With a record Powerball prize looming, it’s a good opportunity for me to tell you about the time I won Lotto.
It was in the early noughties and I remember it well. How could I forget?
A gleaming white limousine pulled up outside my place and I was whisked off to Gold Lotto headquarters in Woolloongabba, where I was feted with small cakes, bubbly and a very large cheque.
Sadly, the cheque was worthless, and I soon returned to my office richer for the experience, but not in the bank account where it really counts.
I was working for the Sunday Mail at the time, and I was writing a feature article about what it’s like to win Lotto.
I learned that the winner doesn’t actually get their hands on the money for two weeks, but they are given a leaflet with advice about financial management.
I also learned that some freshly minted millionaires love the full-on limo-and-champagne experience, but others want a more low-key experience.
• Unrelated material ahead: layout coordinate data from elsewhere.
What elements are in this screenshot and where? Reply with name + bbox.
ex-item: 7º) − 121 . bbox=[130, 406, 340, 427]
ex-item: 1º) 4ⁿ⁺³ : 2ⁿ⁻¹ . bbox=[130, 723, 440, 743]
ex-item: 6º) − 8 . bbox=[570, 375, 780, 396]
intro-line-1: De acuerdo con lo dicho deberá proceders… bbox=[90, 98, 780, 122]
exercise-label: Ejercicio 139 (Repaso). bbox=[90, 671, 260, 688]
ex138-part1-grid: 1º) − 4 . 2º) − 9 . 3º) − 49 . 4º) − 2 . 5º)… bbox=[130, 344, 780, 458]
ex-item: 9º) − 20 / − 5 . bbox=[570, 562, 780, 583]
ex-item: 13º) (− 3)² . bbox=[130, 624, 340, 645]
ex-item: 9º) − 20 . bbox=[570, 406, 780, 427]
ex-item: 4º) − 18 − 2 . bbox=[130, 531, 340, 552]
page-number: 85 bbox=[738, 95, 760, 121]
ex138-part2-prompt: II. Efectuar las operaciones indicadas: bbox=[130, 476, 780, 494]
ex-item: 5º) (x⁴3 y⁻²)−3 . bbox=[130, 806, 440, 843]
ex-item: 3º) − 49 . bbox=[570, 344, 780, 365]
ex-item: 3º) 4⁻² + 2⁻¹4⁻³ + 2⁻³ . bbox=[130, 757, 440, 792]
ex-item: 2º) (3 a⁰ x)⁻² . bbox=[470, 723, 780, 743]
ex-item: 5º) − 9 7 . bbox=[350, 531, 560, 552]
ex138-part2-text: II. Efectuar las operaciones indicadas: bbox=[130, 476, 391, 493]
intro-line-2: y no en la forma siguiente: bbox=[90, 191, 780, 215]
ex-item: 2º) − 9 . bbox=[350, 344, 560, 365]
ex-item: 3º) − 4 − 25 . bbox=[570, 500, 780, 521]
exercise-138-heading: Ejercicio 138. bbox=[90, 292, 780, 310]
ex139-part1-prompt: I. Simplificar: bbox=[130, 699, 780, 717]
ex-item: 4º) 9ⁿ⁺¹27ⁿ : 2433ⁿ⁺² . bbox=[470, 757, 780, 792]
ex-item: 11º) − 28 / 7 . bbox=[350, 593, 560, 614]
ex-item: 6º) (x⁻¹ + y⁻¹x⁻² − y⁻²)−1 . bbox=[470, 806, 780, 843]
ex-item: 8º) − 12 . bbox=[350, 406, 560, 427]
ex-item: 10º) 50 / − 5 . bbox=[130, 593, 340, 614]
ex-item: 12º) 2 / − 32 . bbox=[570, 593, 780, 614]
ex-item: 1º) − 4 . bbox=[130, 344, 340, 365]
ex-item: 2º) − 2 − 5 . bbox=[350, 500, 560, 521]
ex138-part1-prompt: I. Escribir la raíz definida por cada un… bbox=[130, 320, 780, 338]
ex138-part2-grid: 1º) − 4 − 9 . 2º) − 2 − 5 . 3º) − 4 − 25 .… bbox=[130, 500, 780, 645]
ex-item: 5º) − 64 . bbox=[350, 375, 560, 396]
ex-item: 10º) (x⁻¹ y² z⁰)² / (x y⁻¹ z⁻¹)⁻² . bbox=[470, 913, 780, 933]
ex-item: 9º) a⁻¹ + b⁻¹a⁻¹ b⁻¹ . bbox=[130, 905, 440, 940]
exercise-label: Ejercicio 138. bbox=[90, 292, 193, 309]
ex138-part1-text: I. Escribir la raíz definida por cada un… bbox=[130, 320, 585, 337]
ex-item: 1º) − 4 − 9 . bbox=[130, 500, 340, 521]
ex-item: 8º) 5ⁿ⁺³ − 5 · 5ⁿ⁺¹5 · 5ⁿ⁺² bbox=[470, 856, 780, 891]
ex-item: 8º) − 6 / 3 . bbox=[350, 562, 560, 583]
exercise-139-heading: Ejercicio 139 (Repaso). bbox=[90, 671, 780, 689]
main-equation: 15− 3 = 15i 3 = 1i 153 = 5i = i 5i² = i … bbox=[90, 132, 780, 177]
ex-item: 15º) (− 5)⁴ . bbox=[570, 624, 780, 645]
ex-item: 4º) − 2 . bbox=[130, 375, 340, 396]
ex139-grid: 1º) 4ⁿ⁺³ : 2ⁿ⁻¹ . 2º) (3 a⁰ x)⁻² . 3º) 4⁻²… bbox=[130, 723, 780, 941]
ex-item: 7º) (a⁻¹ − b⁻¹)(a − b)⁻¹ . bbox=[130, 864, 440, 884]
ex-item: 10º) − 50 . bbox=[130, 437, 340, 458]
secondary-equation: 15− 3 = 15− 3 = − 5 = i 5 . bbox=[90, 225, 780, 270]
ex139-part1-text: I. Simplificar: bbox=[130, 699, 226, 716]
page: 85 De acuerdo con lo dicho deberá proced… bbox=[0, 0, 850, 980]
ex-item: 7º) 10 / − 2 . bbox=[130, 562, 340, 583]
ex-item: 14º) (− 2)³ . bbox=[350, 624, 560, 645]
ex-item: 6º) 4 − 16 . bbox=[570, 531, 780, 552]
One bloke didn’t even bother to turn up — he sent his accountant instead.
And I learned that many registered winners simply don’t believe it when they get the phone call telling the of their good fortune. They think it’s a wind up.
In those circumstances, the Lotto people used to advise the recipient to look up the number for the Golden Casket office in the phone book (remember those?), call it and ask for the person they’ve just been speaking to.
I imagine it doesn’t really sink in until you see all those zeroes on your bank statement and you’re wondering what you’re going to do with the rest of your life.
It’s here that I must caution that my chances of winning Lotto — and yours — are very slim indeed.
A mathematician told me that nobody in his line of work plays the lottery because they know the odds are stacked against them.
And a friend of mine, who refuses to gamble at all, reckons Lotto is “a tax on the greedy”. Or, in his less charitable moments, the stupid.
That may be true. But when I buy a ticket in the lottery, or an art union, I’m buying permission to wonder about the life I might live, and the things I could so for myself, my family, my friends and for other good causes.
As another friend says: “What do the people who don’t buy Lotto tickets think about as they drift off to sleep at night?”
P.S. What would you do if you did win $120 million? And who would you tell? Would you keep it a secret from everyone, even your nearest and dearest?
P.P.S. Buying Lotto tickets is gambling. Don’t spend what you can’t afford to lose.